Se la resa finale di questa svolta darà una stabilità al gruppo, Fonseca proseguirà su questa linea, indirizzando così anche le scelte di mercato. Raramente come in questa occasione, chi sarà chiamato a costruire la Roma 2020-2021 dovrebbe già avere chiaro l’orizzonte: in difesa, oltre al riscatto di Smalling, le conferma di Mancini, la scoperta di Ibanez e la rivitalizzazione di Kolarov, servirebbe almeno un quinto centrale che sappia abbinare fisicità, marcatura e aggressività.
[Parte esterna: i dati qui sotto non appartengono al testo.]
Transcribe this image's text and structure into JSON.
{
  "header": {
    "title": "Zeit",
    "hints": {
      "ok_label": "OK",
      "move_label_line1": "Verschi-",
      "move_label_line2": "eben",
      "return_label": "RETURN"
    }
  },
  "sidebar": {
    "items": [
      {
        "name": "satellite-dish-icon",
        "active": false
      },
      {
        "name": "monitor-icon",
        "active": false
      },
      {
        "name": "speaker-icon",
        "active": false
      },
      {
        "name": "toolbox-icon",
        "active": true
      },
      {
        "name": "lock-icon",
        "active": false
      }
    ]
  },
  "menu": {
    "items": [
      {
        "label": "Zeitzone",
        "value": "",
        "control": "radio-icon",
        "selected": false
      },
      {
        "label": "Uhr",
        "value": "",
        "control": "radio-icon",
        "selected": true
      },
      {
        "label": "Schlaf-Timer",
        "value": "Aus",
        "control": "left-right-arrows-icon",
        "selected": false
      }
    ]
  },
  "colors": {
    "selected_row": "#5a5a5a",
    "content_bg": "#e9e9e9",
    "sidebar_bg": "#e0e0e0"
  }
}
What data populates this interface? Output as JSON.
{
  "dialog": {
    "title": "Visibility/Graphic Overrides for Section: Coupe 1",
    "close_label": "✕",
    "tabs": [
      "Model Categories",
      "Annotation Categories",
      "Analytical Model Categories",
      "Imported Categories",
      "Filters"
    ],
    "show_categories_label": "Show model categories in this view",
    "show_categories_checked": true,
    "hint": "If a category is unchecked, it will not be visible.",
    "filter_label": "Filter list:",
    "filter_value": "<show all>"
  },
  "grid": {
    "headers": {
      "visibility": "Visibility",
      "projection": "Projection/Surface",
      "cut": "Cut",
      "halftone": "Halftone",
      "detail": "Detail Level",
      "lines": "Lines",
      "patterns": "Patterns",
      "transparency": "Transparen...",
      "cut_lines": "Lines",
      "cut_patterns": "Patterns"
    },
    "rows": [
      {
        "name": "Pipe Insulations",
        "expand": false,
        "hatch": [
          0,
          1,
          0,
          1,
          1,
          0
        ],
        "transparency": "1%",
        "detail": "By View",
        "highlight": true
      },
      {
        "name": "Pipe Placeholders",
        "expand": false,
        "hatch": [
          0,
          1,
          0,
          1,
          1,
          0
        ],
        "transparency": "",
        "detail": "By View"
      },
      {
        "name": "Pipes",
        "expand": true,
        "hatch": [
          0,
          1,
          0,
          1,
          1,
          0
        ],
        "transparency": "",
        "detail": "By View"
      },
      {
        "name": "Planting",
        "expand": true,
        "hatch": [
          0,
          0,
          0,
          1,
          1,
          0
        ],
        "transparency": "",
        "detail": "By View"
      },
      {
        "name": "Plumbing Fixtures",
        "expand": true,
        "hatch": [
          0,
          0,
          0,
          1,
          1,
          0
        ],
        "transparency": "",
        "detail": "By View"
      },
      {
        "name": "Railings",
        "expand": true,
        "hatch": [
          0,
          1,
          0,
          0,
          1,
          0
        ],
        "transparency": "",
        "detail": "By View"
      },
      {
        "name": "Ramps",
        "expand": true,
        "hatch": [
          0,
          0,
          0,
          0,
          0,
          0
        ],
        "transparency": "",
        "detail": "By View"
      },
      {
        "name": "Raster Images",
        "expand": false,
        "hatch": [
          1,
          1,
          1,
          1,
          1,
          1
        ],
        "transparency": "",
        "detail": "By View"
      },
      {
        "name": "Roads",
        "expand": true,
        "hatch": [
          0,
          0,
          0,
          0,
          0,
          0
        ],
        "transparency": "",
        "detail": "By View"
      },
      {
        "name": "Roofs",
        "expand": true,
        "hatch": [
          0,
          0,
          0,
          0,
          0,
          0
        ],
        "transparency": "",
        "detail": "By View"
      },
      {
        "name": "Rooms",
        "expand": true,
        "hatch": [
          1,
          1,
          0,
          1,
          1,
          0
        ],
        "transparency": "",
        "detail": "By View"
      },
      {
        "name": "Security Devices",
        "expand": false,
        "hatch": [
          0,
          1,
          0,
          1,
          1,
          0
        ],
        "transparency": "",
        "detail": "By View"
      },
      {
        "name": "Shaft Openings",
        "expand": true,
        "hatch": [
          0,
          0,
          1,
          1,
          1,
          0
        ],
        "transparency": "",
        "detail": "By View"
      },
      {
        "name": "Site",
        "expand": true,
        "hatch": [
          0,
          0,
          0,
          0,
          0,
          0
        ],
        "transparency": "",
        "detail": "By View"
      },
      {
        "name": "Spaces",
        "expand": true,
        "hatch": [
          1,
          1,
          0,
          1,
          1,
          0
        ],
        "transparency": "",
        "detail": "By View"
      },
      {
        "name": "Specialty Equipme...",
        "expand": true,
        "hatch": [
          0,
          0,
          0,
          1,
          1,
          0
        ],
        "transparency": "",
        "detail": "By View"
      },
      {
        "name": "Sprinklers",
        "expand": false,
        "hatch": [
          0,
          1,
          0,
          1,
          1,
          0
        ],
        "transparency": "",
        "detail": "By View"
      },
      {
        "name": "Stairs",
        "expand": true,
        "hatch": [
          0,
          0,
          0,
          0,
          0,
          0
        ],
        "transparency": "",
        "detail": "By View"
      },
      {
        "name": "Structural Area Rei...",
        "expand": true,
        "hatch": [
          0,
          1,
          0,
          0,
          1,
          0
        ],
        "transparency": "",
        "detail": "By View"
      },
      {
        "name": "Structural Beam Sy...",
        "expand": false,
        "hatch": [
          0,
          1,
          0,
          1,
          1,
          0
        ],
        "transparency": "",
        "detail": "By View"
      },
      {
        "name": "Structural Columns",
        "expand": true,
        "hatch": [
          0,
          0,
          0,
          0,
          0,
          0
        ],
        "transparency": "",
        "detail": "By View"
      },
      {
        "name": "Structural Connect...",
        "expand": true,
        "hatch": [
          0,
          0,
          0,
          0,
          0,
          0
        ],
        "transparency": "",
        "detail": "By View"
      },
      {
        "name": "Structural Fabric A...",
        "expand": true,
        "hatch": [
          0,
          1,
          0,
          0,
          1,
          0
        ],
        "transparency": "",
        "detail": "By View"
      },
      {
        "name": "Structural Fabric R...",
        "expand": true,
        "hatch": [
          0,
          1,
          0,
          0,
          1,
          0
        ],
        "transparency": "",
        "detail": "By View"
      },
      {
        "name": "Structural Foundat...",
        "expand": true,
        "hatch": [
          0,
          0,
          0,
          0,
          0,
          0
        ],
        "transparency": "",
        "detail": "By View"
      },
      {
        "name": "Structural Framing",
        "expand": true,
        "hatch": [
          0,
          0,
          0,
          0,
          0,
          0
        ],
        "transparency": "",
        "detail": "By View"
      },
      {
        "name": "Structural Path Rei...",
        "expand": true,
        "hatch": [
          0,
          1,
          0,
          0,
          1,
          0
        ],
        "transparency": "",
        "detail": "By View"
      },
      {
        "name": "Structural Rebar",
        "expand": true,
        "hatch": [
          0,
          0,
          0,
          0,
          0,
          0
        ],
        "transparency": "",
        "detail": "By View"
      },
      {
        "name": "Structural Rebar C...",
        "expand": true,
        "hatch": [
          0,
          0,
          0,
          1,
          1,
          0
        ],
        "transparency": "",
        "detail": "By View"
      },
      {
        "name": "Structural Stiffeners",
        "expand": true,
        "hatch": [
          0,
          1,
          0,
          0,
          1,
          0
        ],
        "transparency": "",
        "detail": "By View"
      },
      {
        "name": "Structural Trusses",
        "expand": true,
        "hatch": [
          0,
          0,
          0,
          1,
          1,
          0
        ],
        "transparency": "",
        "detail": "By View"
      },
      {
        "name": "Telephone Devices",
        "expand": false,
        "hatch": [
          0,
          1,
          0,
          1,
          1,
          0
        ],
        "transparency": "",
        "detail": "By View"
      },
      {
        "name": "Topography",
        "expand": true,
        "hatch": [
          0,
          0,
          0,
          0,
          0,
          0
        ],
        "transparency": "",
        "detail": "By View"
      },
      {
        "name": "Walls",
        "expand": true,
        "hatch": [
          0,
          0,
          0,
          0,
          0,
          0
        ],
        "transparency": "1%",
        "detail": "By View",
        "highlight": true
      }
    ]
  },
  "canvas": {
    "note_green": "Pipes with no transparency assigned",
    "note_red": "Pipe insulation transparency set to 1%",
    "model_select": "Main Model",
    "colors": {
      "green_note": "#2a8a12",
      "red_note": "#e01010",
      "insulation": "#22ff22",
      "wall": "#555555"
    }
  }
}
Urgono poi investimenti importanti sugli esterni di centrocampo, problema che attanaglia la Roma da quasi un decennio al netto di alcune rare scoperte (Emerson Palmieri). Spinazzola – se assistito da una buona condizione fisica – è forse l’unico a poter rendere con continuità in quel ruolo, al netto di alcuni errori da cancellare prontamente. Il prototipo è chiaro: esterni di fascia indistruttibili, modello Atalanta. A centrocampo i due mediani devono assomigliare più a Veretout che agli altri. L’optimum sarebbe un ‘tuttocampista’ di grande intelligenza tattica e resistenza fisica. Nella batteria dei trequartisti poi, scremata dalle probabili cessioni dei vari Under, Kluivert e Perotti, la conferma di Mkhitaryan, il rilancio di Pellegrini, l’arrivo di Pedro e il lancio definitivo di Perez, oltre al recupero di Zaniolo rendono già così il reparto completo e impreziosito da alternative diverse. Il rebus vero è sul centravanti, o meglio sulla coppia di attaccanti: la posizione di Edin Dzeko sarà valutata a fine stagione, tra ingaggio pesante e lusinghe meneghine. L’addio del bosniaco imporrebbe un investimento pesante, magari su un centravanti con caratteristiche diverse: meno classe ma più ferocia agonistica e aggressione alla profondità. Il problema è chi e come farà il prossimo mercato, visto l’ampio deficit di bilancio e l’instabilità della proprietà. Ma questa è un’altra storia.